W ramach 8. kolejki PlusLigi stołeczna drużyna zmierzyła się z Asseco Resovią Rzeszów. VERVA Warszawa ORLEN Paliwa przed własną publicznością zgarnęła komplet punktów.
Początek spotkania był bardzo wyrównany (3:3), lecz zaraz to podopieczni Andrei Anastasiego wyszli na dwupunktowe prowadzenie (5:3). Szybko jednak dzięki blokowi na Bartoszu Kwolku to goście zapisali na swoim koncie punkt przewagi (6:7). Mimo to oba zespoły grały bardzo równo (10:10). W elemencie bloku popisali się Hoag i Kosok, co dało Resovii wynik 11:13. Dodatkowy punkt dorzucił Hoag, zagrywając bezpośrednio w pole przeciwnika (12:15). Rozpędzili się rzeszowianie, nie dając gospodarzom szans na wyrównanie wyniku (12:18). W decydującej części seta goście prowadzili sześcioma punktami (15:21), a ostatecznie seta na korzyść Resovii zakończył Damian Schulz (20:25).
W drugą część tego spotkania lepiej weszła drużyna z Warszawy. Dobrymi zagrywkami popisywał się Jan Król (2:0), zaraz również z pola zagrywki punkt dołożył Kevin Tillie (4:1). Punktowy blok Hoaga i Lemańskiego pozwolił wyrównać wynik (6:6) i od tej pory ponownie rozgorzała walka punkt za punkt (9:9). Po błędzie Kwolka rzeszowianie wyszli na dwupunktowe prowadzenie (10:12). Do remisu doprowadził as serwisowy Brizarda (13:13). Kolejny punkt z pola serwisowego dorzucił tym razem Kwolek i na tablicy pojawił się wynik 15:14. Atak ze środka Piotra Nowakowskiego i dobra zagrywka Króla dały ekipie z Warszawy trzy oczka przewagi (19:16). W decydującej części drugiego seta VERVA Warszawa utrzymała wypracowaną przewagę (23:20) i ostatecznie tę partię zakończył Kwolek (25:22).
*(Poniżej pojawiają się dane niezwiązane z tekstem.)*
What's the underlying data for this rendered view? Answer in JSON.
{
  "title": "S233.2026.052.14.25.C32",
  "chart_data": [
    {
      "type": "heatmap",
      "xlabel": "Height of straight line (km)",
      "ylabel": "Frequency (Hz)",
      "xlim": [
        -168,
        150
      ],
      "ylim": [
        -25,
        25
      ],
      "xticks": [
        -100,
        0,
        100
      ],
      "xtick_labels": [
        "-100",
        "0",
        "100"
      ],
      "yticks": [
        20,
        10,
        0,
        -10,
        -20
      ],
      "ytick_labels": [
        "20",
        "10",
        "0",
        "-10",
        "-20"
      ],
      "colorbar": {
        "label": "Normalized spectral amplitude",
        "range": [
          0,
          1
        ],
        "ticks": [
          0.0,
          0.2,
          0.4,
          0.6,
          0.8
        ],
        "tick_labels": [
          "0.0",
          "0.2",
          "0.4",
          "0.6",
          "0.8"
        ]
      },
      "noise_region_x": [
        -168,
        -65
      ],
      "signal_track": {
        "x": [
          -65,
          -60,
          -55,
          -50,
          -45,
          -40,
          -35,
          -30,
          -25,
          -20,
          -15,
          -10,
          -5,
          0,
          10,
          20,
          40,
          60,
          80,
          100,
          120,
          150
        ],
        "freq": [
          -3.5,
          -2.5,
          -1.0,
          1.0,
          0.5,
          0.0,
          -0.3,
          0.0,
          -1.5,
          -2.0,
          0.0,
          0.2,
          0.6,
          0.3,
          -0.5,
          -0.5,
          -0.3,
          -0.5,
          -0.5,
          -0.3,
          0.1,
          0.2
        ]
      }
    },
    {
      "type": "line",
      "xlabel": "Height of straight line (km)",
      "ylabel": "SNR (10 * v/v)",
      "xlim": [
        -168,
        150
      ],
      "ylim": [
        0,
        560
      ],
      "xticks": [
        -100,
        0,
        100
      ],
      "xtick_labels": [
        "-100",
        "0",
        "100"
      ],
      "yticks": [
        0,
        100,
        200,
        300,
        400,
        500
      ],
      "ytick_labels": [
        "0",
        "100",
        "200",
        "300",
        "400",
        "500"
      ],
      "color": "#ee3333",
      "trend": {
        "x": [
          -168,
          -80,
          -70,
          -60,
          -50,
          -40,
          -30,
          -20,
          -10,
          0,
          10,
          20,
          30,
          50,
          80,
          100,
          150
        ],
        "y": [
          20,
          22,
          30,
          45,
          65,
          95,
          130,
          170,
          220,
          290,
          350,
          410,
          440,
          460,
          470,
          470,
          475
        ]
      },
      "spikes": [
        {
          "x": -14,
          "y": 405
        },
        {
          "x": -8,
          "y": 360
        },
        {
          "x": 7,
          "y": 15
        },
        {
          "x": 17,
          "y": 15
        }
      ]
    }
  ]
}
Trzecia partia spotkania rozpoczęła się podobnie do pierwszej (2:2), lecz po błędzie rzeszowian, stołeczni siatkarze szybko wyszli na prowadzenie (4:2). Od samego początku podopieczni Andrei Anastasiego zaczęli przejmować kontrolę nad setem i zaznaczyli to szczelnym, potrójnym blokiem (7:2). Szybko jednak przewaga gospodarzy zaczęła topnieć (9:7), a pojedynczym blokiem popisał się Lemański, ustanawiając wynik 9:8. Obie drużyny prowadziły wyrównaną grę aż do momentu, kiedy Kwolek popisał się atomowym atakiem z szóstej strefy, a następnie siatkarze z Warszawy ponownie ustawili potrójny blok (13:11). Rzeszowianie zaczęli oddawać punkty po błędach własnych (17:13), a VERVA Warszawa stale powiększała swoją przewagę (20:14). Stołeczna ekipa nie dała gościom najmniejszych szans na dogonienie wyniku (25:15).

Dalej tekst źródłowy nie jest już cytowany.